Identifying the Need for Hints

The necessity for hints becomes apparent when the bot journey encompasses nodes where user input is anticipated to adhere to certain grammatical and/or structural guidelines in the reply. For example, instances involving assertions, phone numbers, order IDs, PNRs, etc., prompt the addition of hints in the bot's configuration. These hints are then transmitted to the ASR model whenever the corresponding node is activated for predictions, ensuring accuracy in that particular parameter.

Examples of Hints: Several common hints include:

Assertion

Shop name*

Product

Service

Email ID

Alpha_numeric_5/PNR

Alpha_numeric_10/Order ID

Password

Numeric_10/Phone number

Numeric_5/Customer ID

Numeric

Names

Dates

*Names or proper nouns can achieve decent accuracy in finetuning only when a specified list of these names is available, as opposed to a generic case, due to the absence of an exhaustive dataset.

Process for Raising a Request

To initiate a request, please follow the steps outlined below:

Questions to Address in the Request:

<Specify the questions that need to be answered during the request process>

Details to Provide

Primary Reason for Fine-Tuning:

Name of the Client:

Domain:

Brief Description of the Client:

Language/s:

Accent:

Success Criteria:

Other Requirements (Preferred Resources for Fine-tuning):

VB Flow/Lucid (If Specified) + Intent List:

Hints (If Any):

Partner ID:

Environment ID:

Client Data Availability:

Client Data Pipeline/Link:

Domain Words List (If Specified):

Data Requirements

For optimal ASR model development, we require a dataset with the following specifications:

Audio Duration

- 100+ hours of audio data.

Audio Format

- WAV format.

- Sample rate of 8000 Hz or higher.

- Stereo configuration.

Acceptable Formats

- PCM S16LE.

- PCM A-law.

- PCM mu-law.

Data Representation

- Representative of actual production data and use cases.

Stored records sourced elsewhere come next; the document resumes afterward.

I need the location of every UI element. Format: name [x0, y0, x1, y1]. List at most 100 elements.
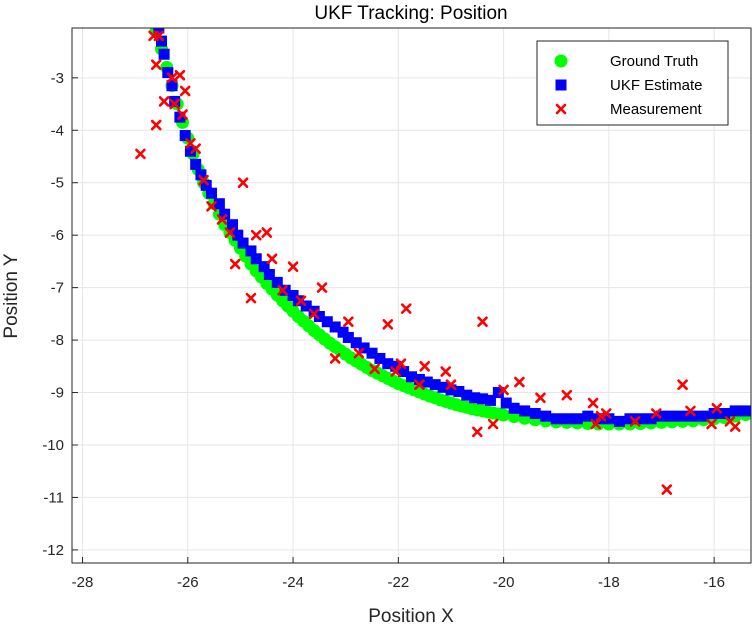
estimate-point [613, 415, 625, 427]
estimate-point [155, 35, 167, 47]
estimate-point [519, 405, 531, 417]
estimate-point [666, 410, 678, 422]
estimate-point [390, 360, 402, 372]
measurement-point [677, 379, 688, 390]
measurement-point [729, 421, 741, 432]
measurement-point [711, 402, 723, 414]
y-tick-label: -7 [51, 280, 64, 297]
estimate-point [213, 198, 225, 210]
estimate-point [461, 389, 473, 401]
estimate-point [603, 413, 615, 425]
estimate-point [484, 394, 496, 406]
estimate-point [421, 376, 433, 388]
measurement-point [287, 261, 299, 272]
estimate-point [540, 410, 552, 422]
x-tick-label: -28 [72, 574, 94, 591]
plot-frame [71, 27, 752, 564]
y-axis-title: Position Y [1, 253, 22, 339]
estimate-point [237, 237, 249, 249]
estimate-point [698, 410, 710, 422]
estimate-point [469, 392, 481, 404]
axis-ticks: -28 -26 -24 -22 -20 -18 -16 -12 -11 -10 -9 -8 -7 -6 -5… [42, 70, 725, 591]
estimate-point [263, 269, 275, 281]
chart-title: UKF Tracking: Position [314, 3, 507, 24]
estimate-point [313, 310, 325, 322]
legend-marker-square [555, 79, 567, 91]
estimate-point [561, 413, 573, 425]
estimate-point [413, 373, 425, 385]
estimate-point [550, 413, 562, 425]
measurement-point [224, 227, 236, 238]
y-tick-label: -11 [43, 489, 64, 506]
x-tick-label: -24 [282, 574, 304, 591]
estimate-point [571, 413, 583, 425]
measurement-point [158, 96, 170, 107]
measurement-point [216, 214, 228, 225]
estimate-point [245, 245, 257, 257]
legend-label: Measurement [610, 101, 703, 118]
estimate-point [184, 145, 196, 157]
measurement-point [590, 418, 602, 430]
estimate-point [634, 413, 646, 425]
estimate-point [358, 342, 370, 354]
measurement-point [390, 366, 402, 377]
estimate-point [374, 352, 386, 364]
estimate-point [740, 405, 751, 417]
estimate-point [219, 208, 231, 220]
series-ukf-estimate [153, 28, 751, 427]
estimate-point [582, 410, 594, 422]
y-tick-label: -12 [42, 542, 64, 559]
y-tick-label: -3 [51, 70, 64, 87]
measurement-point [198, 174, 209, 186]
y-tick-label: -4 [51, 122, 64, 139]
estimate-point [429, 379, 441, 391]
estimate-point [200, 179, 212, 191]
measurement-point [440, 366, 452, 377]
estimate-point [492, 387, 504, 399]
x-tick-label: -22 [387, 574, 409, 591]
estimate-point [205, 187, 217, 199]
measurement-point [250, 229, 262, 241]
estimate-point [232, 229, 244, 241]
estimate-point [250, 253, 262, 265]
estimate-point [437, 381, 449, 393]
estimate-point [169, 95, 181, 107]
estimate-point [382, 358, 394, 370]
estimate-point [342, 331, 354, 343]
estimate-point [453, 385, 465, 397]
measurement-point [229, 258, 241, 270]
measurement-point [650, 408, 662, 419]
estimate-point [406, 371, 417, 383]
measurement-point [595, 410, 607, 422]
measurement-point [477, 316, 488, 328]
y-tick-label: -8 [51, 332, 64, 349]
series-measurement [135, 30, 741, 495]
measurement-point [261, 227, 273, 238]
measurement-point [308, 308, 320, 320]
measurement-point [329, 353, 341, 364]
data-series [135, 28, 751, 495]
measurement-point [245, 292, 257, 304]
measurement-point [150, 59, 162, 71]
estimate-point [656, 410, 668, 422]
estimate-point [321, 316, 333, 328]
y-tick-label: -6 [51, 227, 64, 244]
x-tick-label: -26 [177, 574, 199, 591]
measurement-point [353, 347, 365, 359]
measurement-point [629, 416, 641, 427]
estimate-point [158, 48, 170, 60]
x-tick-label: -20 [493, 574, 515, 591]
measurement-point [487, 418, 499, 430]
measurement-point [237, 177, 249, 189]
estimate-point [529, 408, 541, 420]
estimate-point [258, 261, 270, 273]
measurement-point [445, 379, 457, 390]
estimate-point [190, 158, 202, 170]
measurement-point [395, 358, 407, 369]
legend-label: Ground Truth [610, 53, 698, 70]
estimate-point [398, 366, 410, 378]
estimate-point [729, 405, 741, 417]
y-tick-label: -5 [51, 175, 64, 192]
legend-label: UKF Estimate [610, 77, 703, 94]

- Inclusion of audio samples for each intent/use case.

Speakers and Diversity

- Inclusion of different speakers.

- Well-distributed representation of both male and female speakers.

- Variation in speakers' locations, accents, and languages.

Meta Information

- A unique identifier for different advisors (Mandatory/Good to have).

- Call date and time (Mandatory/Good to have).

- Additional metadata for mining insights (optional):

- Advisor gender.

- Caller ID.

- Location of the contact center.

Additional Text Corpus for STT Model Fine-Tuning

- Emails.

- Documentation provided to customer care executives during onboarding.

- Common phrases or domain words commonly used in contact centers.

FAQs

What are Stereo Calls?

Stereo, or stereophonic sound, involves using two audio channels for separate speakers (customer and agent). In contrast, mono or monophonic audio is a single-channel with both speakers mixed into one signal, creating a perception of sound emanating from a single position. Stereo audios are exclusively used and required for ASR finetuning.

Does Sprinklr Provide Support for Third-Party ASR Models?

Yes, Sprinklr supports third-party ASR models and is open to in-house or other third-party integrations as requested.

Does Sprinklr Support Multi-Lingual Models?

Yes, Sprinklr supports multi-lingual models, but timelines may vary accordingly.

What are the Expected Timelines?

The expected timelines range from 4-8 weeks depending on the language.

What is Considered Good Accuracy for an ASR Model?

The accuracy of the final finetuned model depends on factors such as language, annotation accuracy, and training data. Expected accuracy varies accordingly; for example, English models generally achieve higher accuracy (WER<10%) with minimal training, while Arabic models may have a higher error rate (WER»20%, CER»15%) even after multiple rounds of annotation and finetuning.

Why Does Sprinklr Need Customer Data? Are There Security Concerns?

Sprinklr only uses client-provided data to finetune ASR models. The data, voices, and calls are not exposed for commercial use. Stringent policies and NDAs signed by annotation resources ensure 100% security when handling client data.

Why is a List of Domain Words/Additional Resources Required for Fine-Tuning?

For keyword-based models used in final use cases (e.g., voice bot intents), certain words need precise transcription. Providing a list of variations for these keywords helps in training the model, boosting accuracy in the final output.